Dremio makes this possible by treating Apache Iceberg as a first-class write format and combining it with an open catalog, autonomous optimization, and both SQL- and programmatic ingestion paths. Whether data arrives as files, database tables, API responses, or local datasets, Dremio provides a clear and consistent path to governed, interoperable Iceberg tables.
Each ingestion method covered in this post serves a distinct purpose:
- UI-based file uploads enable fast, ad hoc ingestion for exploration and prototyping.
- CTAS and INSERT INTO SELECT provide a robust, SQL-first approach for migrations, transformations, and incremental batch ingestion.
- COPY INTO and CREATE PIPE support scalable file-based ingestion from object storage, from one-time backfills to continuous file drops.
- DremioFrame extends ingestion into the programmatic domain, enabling APIs, databases, local files, and Python-driven workflows to land cleanly in Iceberg.
The key advantage of Dremio’s approach is that all of these paths converge on the same outcome: Apache Iceberg tables managed by Dremio Open Catalog, optimized automatically, governed consistently, and immediately usable across engines and tools.
This convergence dramatically reduces the complexity typically associated with data ingestion.
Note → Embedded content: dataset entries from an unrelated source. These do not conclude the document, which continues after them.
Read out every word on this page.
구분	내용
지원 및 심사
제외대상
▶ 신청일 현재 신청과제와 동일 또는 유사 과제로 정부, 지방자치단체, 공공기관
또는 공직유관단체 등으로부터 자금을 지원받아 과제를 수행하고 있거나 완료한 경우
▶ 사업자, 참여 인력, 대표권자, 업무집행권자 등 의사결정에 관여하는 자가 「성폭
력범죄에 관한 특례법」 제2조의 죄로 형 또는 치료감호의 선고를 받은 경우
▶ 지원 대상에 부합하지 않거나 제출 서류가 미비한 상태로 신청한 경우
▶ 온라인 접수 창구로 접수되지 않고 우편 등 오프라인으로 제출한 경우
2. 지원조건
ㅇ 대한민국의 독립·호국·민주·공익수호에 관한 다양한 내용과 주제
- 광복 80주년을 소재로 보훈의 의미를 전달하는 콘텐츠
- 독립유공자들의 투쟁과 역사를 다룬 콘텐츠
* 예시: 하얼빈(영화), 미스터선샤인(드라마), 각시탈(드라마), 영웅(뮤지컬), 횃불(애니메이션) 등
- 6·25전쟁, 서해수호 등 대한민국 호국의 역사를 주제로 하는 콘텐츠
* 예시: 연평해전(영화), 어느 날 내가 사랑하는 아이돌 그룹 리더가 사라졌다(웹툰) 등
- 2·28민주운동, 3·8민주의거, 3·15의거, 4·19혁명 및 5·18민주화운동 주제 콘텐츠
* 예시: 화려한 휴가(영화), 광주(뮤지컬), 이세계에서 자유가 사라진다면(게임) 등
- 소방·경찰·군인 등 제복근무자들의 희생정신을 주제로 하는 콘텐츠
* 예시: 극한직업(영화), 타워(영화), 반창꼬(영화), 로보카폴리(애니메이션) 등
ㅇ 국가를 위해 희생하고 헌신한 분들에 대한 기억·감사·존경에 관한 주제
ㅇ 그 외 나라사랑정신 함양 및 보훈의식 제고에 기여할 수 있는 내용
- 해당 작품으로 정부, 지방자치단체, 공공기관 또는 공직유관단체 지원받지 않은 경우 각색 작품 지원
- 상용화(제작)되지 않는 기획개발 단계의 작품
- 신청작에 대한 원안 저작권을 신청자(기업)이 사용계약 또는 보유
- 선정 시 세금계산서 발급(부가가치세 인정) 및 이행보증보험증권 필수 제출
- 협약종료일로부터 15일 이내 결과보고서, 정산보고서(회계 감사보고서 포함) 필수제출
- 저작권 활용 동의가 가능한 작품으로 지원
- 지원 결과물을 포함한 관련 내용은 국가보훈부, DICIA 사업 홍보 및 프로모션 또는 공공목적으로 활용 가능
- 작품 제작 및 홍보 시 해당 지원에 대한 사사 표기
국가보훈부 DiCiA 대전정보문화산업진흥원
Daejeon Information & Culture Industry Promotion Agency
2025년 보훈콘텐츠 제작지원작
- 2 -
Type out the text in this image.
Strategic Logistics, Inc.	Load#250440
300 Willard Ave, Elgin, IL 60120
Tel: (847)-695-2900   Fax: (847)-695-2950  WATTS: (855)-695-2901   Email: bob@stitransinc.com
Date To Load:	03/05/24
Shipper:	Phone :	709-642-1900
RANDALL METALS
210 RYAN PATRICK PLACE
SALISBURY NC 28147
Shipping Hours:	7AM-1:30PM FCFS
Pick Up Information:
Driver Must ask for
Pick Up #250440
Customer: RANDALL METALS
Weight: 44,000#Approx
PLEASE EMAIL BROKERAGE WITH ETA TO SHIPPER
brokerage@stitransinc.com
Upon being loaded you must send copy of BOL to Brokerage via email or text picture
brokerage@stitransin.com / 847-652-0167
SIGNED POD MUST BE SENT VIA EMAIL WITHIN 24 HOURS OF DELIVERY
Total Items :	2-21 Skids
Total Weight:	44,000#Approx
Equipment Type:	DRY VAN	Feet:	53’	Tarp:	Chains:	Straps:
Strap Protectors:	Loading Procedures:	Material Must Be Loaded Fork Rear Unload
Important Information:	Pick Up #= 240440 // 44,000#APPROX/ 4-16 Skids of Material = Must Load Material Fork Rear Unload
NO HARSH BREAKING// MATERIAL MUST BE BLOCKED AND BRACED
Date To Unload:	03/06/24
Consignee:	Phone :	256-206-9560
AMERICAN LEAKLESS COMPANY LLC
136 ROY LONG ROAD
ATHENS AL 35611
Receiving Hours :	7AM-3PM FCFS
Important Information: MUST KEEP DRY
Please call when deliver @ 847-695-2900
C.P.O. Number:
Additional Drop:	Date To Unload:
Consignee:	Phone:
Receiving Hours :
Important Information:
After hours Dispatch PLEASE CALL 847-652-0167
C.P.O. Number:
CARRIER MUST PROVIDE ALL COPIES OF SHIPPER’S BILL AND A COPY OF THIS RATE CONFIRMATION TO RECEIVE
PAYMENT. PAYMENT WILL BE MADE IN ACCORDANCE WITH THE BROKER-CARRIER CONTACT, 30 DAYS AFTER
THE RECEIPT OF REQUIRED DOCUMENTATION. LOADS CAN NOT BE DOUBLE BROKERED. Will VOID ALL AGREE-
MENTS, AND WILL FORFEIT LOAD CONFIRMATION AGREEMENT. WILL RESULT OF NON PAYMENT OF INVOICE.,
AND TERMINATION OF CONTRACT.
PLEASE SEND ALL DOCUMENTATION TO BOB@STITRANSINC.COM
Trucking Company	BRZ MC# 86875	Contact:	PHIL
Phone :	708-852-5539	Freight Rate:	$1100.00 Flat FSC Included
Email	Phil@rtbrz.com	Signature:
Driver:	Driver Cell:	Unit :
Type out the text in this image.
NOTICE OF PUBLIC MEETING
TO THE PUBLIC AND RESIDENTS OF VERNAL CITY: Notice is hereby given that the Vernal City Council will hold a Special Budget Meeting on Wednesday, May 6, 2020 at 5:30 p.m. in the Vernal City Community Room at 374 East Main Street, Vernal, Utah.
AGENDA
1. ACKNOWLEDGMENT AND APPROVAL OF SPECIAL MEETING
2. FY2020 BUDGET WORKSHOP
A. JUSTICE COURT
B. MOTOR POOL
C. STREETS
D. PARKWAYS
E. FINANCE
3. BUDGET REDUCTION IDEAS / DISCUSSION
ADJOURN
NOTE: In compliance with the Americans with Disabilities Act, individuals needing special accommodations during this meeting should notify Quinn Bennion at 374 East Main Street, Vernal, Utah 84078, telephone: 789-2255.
Teams no longer need separate systems for ingestion, transformation, optimization, and governance. Instead, they can focus on choosing the right pattern for the job, confident that the resulting data will be performant, reliable, and ready for analytics and AI.
By combining open standards, autonomous lakehouse operations, and agentic interaction, Dremio turns the journey from raw data to trusted insight into an incremental, flexible process, not a long, disruptive platform migration.
As your data sources and requirements evolve, the ingestion patterns can evolve with them, without re-architecting the lakehouse or sacrificing openness.